Ivy Leagues find a smart way to reduce football injuries

Talk of college football’s history evokes a series of images for many of us: comparatively small guys streaked with mud, smiling or grimacing in leather helmets. In such sepia-toned photos, they wear the uniforms of Ivy League schools such as Columbia, Harvard and Yale, where Walter Camp, the “father of American football,” enrolled in 1876.

Now, more than a century after the Ivy League led in developing football, its members are leading in making the game safer. Coaches at the eight schools have agreed to eliminate tackling from practices during the regular season.

The Ivy League makes sense as a proving ground for the safety measure. The sport is no longer as big or profitable there as at the athletically dominant conferences. Ivy League players do not even get football scholarships.
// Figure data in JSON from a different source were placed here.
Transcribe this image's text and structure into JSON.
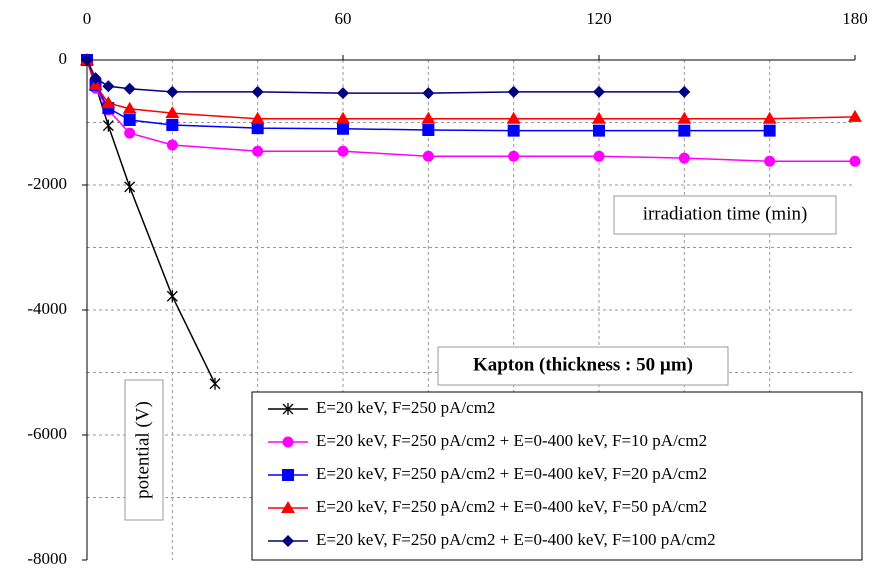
{
  "chart_data": {
    "type": "line",
    "xlim": [
      0,
      180
    ],
    "xticks": [
      0,
      60,
      120,
      180
    ],
    "x_grid": [
      20,
      40,
      60,
      80,
      100,
      120,
      140,
      160
    ],
    "ylim": [
      -8000,
      0
    ],
    "yticks": [
      0,
      -2000,
      -4000,
      -6000,
      -8000
    ],
    "y_grid": [
      -1000,
      -2000,
      -3000,
      -4000,
      -5000,
      -6000,
      -7000
    ],
    "grid": true,
    "x_axis_position": "top",
    "x_label": "irradiation time (min)",
    "y_label": "potential (V)",
    "annotation": "Kapton (thickness : 50 µm)",
    "legend": "bottom-right",
    "series": [
      {
        "name": "E=20 keV, F=250 pA/cm2",
        "color": "#000000",
        "marker": "star",
        "x": [
          0,
          2,
          5,
          10,
          20,
          30
        ],
        "values": [
          0,
          -400,
          -1050,
          -2030,
          -3780,
          -5180
        ]
      },
      {
        "name": "E=20 keV, F=250 pA/cm2 + E=0-400 keV, F=10 pA/cm2",
        "color": "#ff00ff",
        "marker": "circle",
        "x": [
          0,
          2,
          5,
          10,
          20,
          40,
          60,
          80,
          100,
          120,
          140,
          160,
          180
        ],
        "values": [
          0,
          -450,
          -800,
          -1170,
          -1360,
          -1460,
          -1460,
          -1540,
          -1540,
          -1540,
          -1570,
          -1620,
          -1620
        ]
      },
      {
        "name": "E=20 keV, F=250 pA/cm2 + E=0-400 keV, F=20 pA/cm2",
        "color": "#0000ff",
        "marker": "square",
        "x": [
          0,
          2,
          5,
          10,
          20,
          40,
          60,
          80,
          100,
          120,
          140,
          160
        ],
        "values": [
          0,
          -400,
          -770,
          -960,
          -1040,
          -1090,
          -1100,
          -1120,
          -1130,
          -1130,
          -1130,
          -1130
        ]
      },
      {
        "name": "E=20 keV, F=250 pA/cm2 + E=0-400 keV, F=50 pA/cm2",
        "color": "#ff0000",
        "marker": "triangle",
        "x": [
          0,
          2,
          5,
          10,
          20,
          40,
          60,
          80,
          100,
          120,
          140,
          160,
          180
        ],
        "values": [
          0,
          -400,
          -690,
          -780,
          -850,
          -940,
          -940,
          -940,
          -940,
          -940,
          -940,
          -940,
          -910
        ]
      },
      {
        "name": "E=20 keV, F=250 pA/cm2 + E=0-400 keV, F=100 pA/cm2",
        "color": "#000080",
        "marker": "diamond",
        "x": [
          0,
          2,
          5,
          10,
          20,
          40,
          60,
          80,
          100,
          120,
          140
        ],
        "values": [
          0,
          -290,
          -420,
          -460,
          -510,
          -510,
          -530,
          -530,
          -510,
          -510,
          -510
        ]
      }
    ]
  }
}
Meanwhile, the harm football can do is clear. Every month seems to bring a new study on the prevalence of chronic traumatic encephalopathy or another tale of a former star turned ill or suicidal by too many hits. Studies show that reducing hits in practice cuts down on concussions dramatically.

The Ivy League has generally been at the forefront of safety changes. Dartmouth unilaterally banned full-contact practices in 2010, and the league sharply reduced them in 2011. Now all of the Ivies are eliminating full contact at in-season practices.
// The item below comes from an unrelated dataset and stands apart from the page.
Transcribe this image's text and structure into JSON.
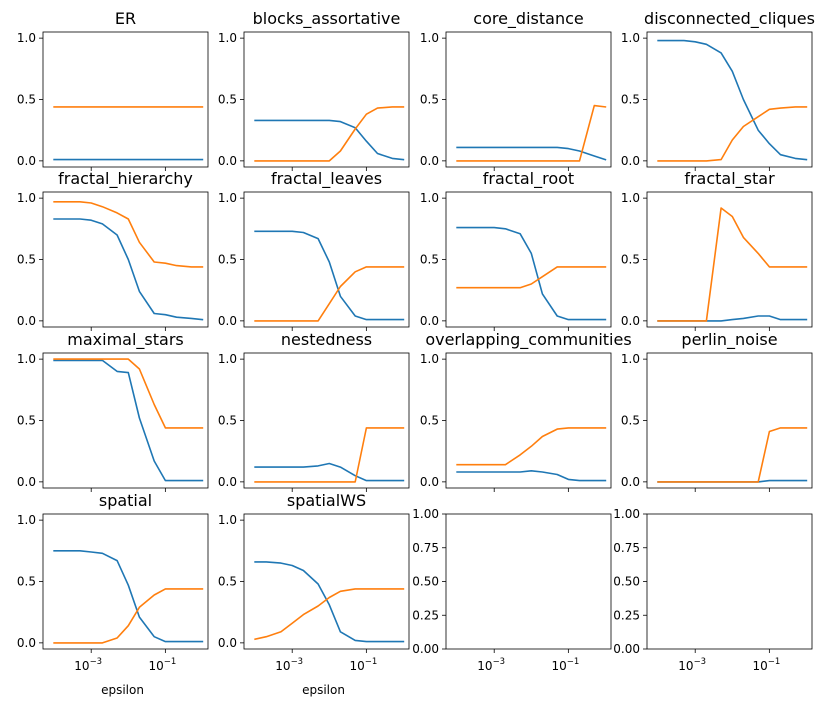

Observers worried that players would lose their edge by not practicing tackles, but it turned out that working with tackling dummies, pads and other equipment was enough to keep them sharp. At Dartmouth, injuries and fatigue declined and the college has been among the league’s best for several years. Both the NFL and the NCAA have reduced full-contact practices in recent years, but the NCAA still allows a lot more tackling in practice than the pros. That should change.

Football is a dangerous game that America loves like no other. Enjoying this risky sport has created a moral conflict for fans and a continued hazard for players. If players and fans don’t want to lose the game, we have to do everything possible to reduce the harm it causes.